Symbolbild der Trennung und trotzdem Einheit: die Kassettendecke der Evangelischen Kirche in Wolkendorf, Siebenbürgen.

Foto: Stefan Bichler

100 Jahre

Durch die Neugestaltung Europas nach 1918 sind auch Kirchen auseinandergedriftet, die vormals seit Jahrhunderten in dem gleichen Land existiert und ihre stabilen Verbindungen hatten. Diese getrennten Kirchen haben danach, in den letzten hundert Jahren, ihre eigene Entwicklung erlebt. Sie haben sich aber dank der kirchlichen Weltbünde nie ganz aus den Augen verloren. Umgekehrt sind manchmal durch die Neugestaltung zu der eigenen Kirche weitere Gemeinschaften hinzugekommen, die jede ihr eigenes Profil und ihre eigene Geschichte hatten. Es war jede einzelne Kirche in den Nachfolgestaaten der Doppelmonarchie mit dem eigenen Leben – und manchmal Überleben - beschäftigt, so dass es einen Nachholbedarf in der Frage gibt: Wie habt Ihr die letzten hundert Jahre gelebt? Wer aus der Schwesterkirchen – außer den ausgewiesenen Fachleuten – weiß Bescheid über die evangelische Gemeinde in Triest oder die evangelische Kirche in Sarajewo? 



Gesichter

Gemeinschaften sind nie allgemein zu fassen und dadurch anonym. Sie bestehen aus vielen kummulierten Einzelschicksalen, eben aus  "Gesichtern". In einer Ausstellungsserie mit gleichem Namen will die Evangelische Kirche A.B. in Rumänien die Geschichte der unterschiedli-chen evangelischen Kirchen, die sich nach dem 1. Weltkrieg zusammenfanden oder auch trennen, begreifbar machen.
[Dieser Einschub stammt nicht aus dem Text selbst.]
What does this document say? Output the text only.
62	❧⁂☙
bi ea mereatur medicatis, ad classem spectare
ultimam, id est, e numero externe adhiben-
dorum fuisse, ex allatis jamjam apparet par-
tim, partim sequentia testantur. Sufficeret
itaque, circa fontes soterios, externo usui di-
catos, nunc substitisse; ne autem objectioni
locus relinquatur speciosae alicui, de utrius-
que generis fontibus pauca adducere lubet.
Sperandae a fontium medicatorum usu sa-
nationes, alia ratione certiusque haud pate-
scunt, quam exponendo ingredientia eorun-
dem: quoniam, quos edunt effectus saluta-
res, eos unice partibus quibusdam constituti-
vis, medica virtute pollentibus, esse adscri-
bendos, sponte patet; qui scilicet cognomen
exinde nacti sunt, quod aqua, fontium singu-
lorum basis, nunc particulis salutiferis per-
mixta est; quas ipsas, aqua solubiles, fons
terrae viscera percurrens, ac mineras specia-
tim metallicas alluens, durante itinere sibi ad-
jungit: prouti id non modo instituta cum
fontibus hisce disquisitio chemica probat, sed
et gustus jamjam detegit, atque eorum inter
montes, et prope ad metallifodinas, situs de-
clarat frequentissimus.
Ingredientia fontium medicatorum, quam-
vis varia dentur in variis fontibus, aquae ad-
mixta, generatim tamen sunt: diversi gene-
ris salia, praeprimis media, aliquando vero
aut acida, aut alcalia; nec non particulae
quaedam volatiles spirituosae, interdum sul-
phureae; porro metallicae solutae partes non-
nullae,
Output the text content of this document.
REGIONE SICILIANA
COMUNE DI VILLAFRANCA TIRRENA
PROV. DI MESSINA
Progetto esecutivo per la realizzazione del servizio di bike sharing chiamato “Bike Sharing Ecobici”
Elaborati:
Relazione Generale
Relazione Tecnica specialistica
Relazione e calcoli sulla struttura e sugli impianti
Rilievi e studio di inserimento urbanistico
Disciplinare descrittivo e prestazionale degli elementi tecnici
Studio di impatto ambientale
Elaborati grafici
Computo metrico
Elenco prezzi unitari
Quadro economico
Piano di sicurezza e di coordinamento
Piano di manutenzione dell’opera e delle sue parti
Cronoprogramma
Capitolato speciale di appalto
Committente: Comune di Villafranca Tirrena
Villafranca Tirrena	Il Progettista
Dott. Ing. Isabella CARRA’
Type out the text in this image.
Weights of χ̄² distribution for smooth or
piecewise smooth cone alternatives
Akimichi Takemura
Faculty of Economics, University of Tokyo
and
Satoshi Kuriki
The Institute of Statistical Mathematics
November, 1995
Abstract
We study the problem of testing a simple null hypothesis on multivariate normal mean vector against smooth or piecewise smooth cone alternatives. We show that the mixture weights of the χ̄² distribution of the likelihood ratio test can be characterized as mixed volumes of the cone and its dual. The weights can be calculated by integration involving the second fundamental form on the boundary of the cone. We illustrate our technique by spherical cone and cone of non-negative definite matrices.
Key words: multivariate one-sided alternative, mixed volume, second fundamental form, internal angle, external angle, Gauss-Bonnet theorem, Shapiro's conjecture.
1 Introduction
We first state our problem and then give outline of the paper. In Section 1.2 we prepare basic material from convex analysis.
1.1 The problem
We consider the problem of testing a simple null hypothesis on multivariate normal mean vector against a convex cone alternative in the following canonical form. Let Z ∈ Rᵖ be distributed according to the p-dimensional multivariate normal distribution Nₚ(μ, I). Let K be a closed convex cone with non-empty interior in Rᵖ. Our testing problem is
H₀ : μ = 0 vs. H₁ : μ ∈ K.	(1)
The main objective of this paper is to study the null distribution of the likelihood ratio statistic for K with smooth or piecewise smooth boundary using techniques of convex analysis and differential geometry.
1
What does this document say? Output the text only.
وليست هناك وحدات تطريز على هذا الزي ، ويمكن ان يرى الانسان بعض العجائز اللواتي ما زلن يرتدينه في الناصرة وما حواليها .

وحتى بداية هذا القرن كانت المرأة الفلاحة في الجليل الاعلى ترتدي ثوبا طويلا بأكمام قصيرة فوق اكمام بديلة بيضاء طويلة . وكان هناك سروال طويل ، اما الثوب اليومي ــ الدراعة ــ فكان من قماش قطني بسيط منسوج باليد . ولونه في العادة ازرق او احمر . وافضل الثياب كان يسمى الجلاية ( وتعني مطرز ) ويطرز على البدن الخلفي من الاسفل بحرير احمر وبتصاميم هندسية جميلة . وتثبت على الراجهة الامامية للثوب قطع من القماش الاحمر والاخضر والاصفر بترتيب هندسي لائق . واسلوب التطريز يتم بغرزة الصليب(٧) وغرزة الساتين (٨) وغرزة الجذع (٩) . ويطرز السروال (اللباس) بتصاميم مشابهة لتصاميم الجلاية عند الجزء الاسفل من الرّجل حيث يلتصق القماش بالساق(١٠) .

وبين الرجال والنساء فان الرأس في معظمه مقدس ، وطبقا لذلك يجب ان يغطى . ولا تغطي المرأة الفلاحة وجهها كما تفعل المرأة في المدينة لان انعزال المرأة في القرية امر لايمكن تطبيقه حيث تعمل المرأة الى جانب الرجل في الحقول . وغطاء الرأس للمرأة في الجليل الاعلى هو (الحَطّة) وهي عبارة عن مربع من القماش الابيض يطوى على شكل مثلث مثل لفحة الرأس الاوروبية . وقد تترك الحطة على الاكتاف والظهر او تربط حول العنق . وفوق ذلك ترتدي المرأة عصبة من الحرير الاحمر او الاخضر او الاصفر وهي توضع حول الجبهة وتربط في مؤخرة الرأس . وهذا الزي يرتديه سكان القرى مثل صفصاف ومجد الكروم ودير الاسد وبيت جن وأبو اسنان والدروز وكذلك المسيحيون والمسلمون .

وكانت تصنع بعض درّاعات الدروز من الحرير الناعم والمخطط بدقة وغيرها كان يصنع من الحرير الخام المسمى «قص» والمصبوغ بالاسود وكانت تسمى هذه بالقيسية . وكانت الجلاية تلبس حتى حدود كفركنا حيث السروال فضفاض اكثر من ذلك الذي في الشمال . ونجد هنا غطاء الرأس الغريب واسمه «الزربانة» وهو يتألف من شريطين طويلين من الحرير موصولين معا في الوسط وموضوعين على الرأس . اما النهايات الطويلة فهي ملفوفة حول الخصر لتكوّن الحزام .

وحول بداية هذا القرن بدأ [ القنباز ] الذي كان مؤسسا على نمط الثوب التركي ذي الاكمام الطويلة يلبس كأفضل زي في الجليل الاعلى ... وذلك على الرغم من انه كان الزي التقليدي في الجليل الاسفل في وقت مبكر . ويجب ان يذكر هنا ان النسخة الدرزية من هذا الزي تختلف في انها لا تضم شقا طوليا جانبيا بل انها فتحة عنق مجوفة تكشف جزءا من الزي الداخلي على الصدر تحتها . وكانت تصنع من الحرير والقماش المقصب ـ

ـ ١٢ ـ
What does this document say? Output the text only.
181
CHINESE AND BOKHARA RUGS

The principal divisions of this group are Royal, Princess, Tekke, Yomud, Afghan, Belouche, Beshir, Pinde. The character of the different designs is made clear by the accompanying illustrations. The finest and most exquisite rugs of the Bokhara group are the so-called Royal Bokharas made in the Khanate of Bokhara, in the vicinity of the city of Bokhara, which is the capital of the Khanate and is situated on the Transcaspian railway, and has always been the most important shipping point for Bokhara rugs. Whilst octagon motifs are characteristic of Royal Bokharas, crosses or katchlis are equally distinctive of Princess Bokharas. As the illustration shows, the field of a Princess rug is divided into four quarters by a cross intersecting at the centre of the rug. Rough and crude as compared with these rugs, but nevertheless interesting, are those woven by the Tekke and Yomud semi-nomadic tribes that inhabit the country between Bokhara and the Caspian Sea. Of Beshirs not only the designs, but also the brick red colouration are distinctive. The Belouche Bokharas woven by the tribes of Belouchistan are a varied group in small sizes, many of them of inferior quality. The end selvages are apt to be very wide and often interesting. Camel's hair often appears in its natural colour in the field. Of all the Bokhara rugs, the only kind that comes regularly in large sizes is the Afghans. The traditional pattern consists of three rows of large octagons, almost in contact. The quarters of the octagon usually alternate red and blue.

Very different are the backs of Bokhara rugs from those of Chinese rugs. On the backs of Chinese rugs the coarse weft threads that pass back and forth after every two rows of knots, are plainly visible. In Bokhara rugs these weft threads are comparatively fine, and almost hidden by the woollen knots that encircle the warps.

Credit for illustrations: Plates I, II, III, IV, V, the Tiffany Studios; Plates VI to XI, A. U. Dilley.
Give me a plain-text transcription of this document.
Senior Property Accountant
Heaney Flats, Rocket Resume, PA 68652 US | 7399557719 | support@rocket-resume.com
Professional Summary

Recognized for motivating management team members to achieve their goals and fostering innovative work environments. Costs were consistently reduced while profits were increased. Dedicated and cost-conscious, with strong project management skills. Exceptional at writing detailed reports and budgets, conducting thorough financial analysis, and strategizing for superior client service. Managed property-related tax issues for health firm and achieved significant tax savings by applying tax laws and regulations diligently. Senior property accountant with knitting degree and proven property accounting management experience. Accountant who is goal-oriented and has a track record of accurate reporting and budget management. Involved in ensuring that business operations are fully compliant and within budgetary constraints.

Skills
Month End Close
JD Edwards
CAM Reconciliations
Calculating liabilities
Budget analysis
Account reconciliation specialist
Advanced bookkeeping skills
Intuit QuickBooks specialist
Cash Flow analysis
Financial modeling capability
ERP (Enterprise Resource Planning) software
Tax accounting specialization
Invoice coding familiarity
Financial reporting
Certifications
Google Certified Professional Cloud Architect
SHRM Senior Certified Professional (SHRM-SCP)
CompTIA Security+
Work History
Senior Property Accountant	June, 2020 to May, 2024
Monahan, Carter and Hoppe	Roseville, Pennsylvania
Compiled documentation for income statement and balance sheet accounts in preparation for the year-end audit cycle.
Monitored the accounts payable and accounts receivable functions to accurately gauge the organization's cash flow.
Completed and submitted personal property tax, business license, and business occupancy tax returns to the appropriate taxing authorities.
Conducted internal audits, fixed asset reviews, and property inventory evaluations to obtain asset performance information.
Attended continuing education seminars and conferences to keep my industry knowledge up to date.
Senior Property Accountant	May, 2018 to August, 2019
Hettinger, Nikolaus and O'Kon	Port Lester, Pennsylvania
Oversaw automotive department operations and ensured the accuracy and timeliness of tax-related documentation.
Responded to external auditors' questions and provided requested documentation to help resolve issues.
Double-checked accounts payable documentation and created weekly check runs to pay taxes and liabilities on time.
Geschichte wird durch Geschichten existential vermittelt werden. 

Grenzen

Quer durch Europa wurden nach der Auflösung Österreich-Ungarns neue Grenzen gezogen und Nationalstaaten entstanden. Das trennte - oder vereinte - nicht nur Menschen, sondern auch Landeskirchen, Dekanate, Kirchengemeinden Was entstand alles in dieser Neuordnung? Wie gestalteten die neuen Kirchen ihren Alltag? Oft hatte man mit seinen eigenen Fragen genug zu tun, so dass es schwer wurde, jenseits des eigenen Kirchturms zu blicken.

Geschwister

Trotz neuer Grenzen blieben die durch Grenzen Getrennten  Brüder und Schwestern. Man wußte sich nicht nur im Glauben verbunden, sondern man stellte sich ähnlichen Herausforderungen, selbst wenn diese durch den Eisernen Vorhang dann differenzierter ausfielen. Durch die Weltbünde, Partnerschaften und Europatreffen verlor man sich nie aus den Augen.